Article
Author: Fan, Yun ; Xie, Congying ; Yang, Zhixiong ; Wang, Ke ; Zhou, Anqi ; Yi, Shanyong ; Guo, Yanzhen ; Liu, Jiwei ; Li, Xingya ; Shu, Yongqian ; Meng, Zili ; Cang, Shundong ; Wu, Lin ; Lu, Hong ; Chen, Gongyan ; Guo, Zhongliang ; Li, Jingzhang ; Zheng, Rongsheng ; Sun, Meili ; Chen, Zhendong ; Zhuang, Zhixiang ; Wu, Gang ; Wu, Shiman ; Yi, Tienan ; Liu, Zhefeng ; Zhong, Diansheng ; Zhou, Jianying ; Zhu, Bo ; Liu, Chunling ; Zhao, Yanqiu ; Zhao, Guofang ; Fang, Jian ; Huang, Jianan ; Pan, Yueyin ; Hu, Sheng ; Li, Wen ; Sun, Shenghua ; Zhao, Hui ; Zhang, Liangming ; Bi, Minghong ; Liu, Zheng ; Shi, Yuankai ; Yang, Sheng ; Zhang, Longzhen ; Huang, Meijuan ; Han, Zhigang ; Yu, Huiqing ; Greco, Michael ; Lin, Yingcheng ; Wang, Tingting ; Chen, Zhaohong ; Ma, Rui ; Yao, Wenxiu ; Guo, Shuliang ; Wang, Lijun ; Shi, Jianhua ; Wang, Donglin
BACKGROUND:Rezivertinib (BPI-7711) is a novel third-generation epidermal growth factor receptor (EGFR) tyrosine kinase inhibitor (TKI) which revealed the systematic and central nervous system (CNS) antitumor activities for EGFR T790M-mutated advanced NSCLC in previous clinical studies and is further analyzed here.
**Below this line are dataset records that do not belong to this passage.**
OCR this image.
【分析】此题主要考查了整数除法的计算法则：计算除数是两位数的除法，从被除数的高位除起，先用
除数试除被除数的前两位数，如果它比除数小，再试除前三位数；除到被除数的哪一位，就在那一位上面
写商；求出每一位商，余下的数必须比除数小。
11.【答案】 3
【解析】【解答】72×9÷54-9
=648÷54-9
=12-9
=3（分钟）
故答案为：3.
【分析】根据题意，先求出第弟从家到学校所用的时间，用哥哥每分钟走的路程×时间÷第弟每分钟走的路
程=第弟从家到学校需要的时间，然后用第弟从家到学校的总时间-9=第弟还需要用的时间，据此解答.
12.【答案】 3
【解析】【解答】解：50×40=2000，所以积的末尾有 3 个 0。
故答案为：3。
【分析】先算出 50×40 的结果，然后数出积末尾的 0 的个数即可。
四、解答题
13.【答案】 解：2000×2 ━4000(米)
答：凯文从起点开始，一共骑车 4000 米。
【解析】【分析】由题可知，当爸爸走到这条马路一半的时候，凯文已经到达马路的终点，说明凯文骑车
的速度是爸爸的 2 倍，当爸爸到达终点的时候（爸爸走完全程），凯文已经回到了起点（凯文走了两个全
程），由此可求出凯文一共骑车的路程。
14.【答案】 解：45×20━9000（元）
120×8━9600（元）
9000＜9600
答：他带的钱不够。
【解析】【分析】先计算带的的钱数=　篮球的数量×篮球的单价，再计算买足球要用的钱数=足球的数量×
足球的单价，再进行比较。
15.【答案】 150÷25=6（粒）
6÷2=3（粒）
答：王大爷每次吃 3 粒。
METHODS:Eligible patients from the previous phase I and phase IIb studies of rezivertinib were included for pooled analysis. Post-progressive patients who received a prescribed dosage (≥180 mg) of rezivertinib orally once daily were included in full analysis set (FAS), while those with stable, asymptomatic CNS lesions, including measurable and non-measurable ones at baseline were included in CNS full analysis set (cFAS). Patients with measurable CNS lesions were included in CNS evaluable for response set (cEFR). BICR-assessed CNS objective response rate (CNS-ORR), CNS disease control rate (CNS-DCR), CNS duration of response (CNS-DoR), CNS progression-free survival (CNS-PFS), and CNS depth of response (CNS-DepOR) were evaluated.
RESULTS:355 patients were included in FAS, among whom 150 and 45 patients were included in cFAS and cEFR. This pooled analysis showed the CNS-ORR was 32.0% (48/150; 95% CI: 24.6-40.1%) and the CNS-DCR was 42.0% (63/150; 95% CI: 34.0-50.3%) in cFAS, while that in cEFR were 68.9% (31/45; 95% CI: 53.4-81.8%) and 100% (45/45; 95% CI: 92.1-100.0%). In cEFR, the median CNS-DepOR and the mean of CNS-DepOR were -52.0% (range: -100.0 to 16.1%) and -46.8% (95% CI: -55.5 to -38.1%). In cFAS, the median CNS-DoR and CNS-PFS were 13.8 (95% CI: 9.6-not calculable [NC]) and 16.5 (95% CI: 13.7-NC) months.
CONCLUSIONS:Rezivertinib demonstrated encouraging clinical CNS efficacy among advanced NSCLC patients with EGFR T790M mutation and CNS metastases.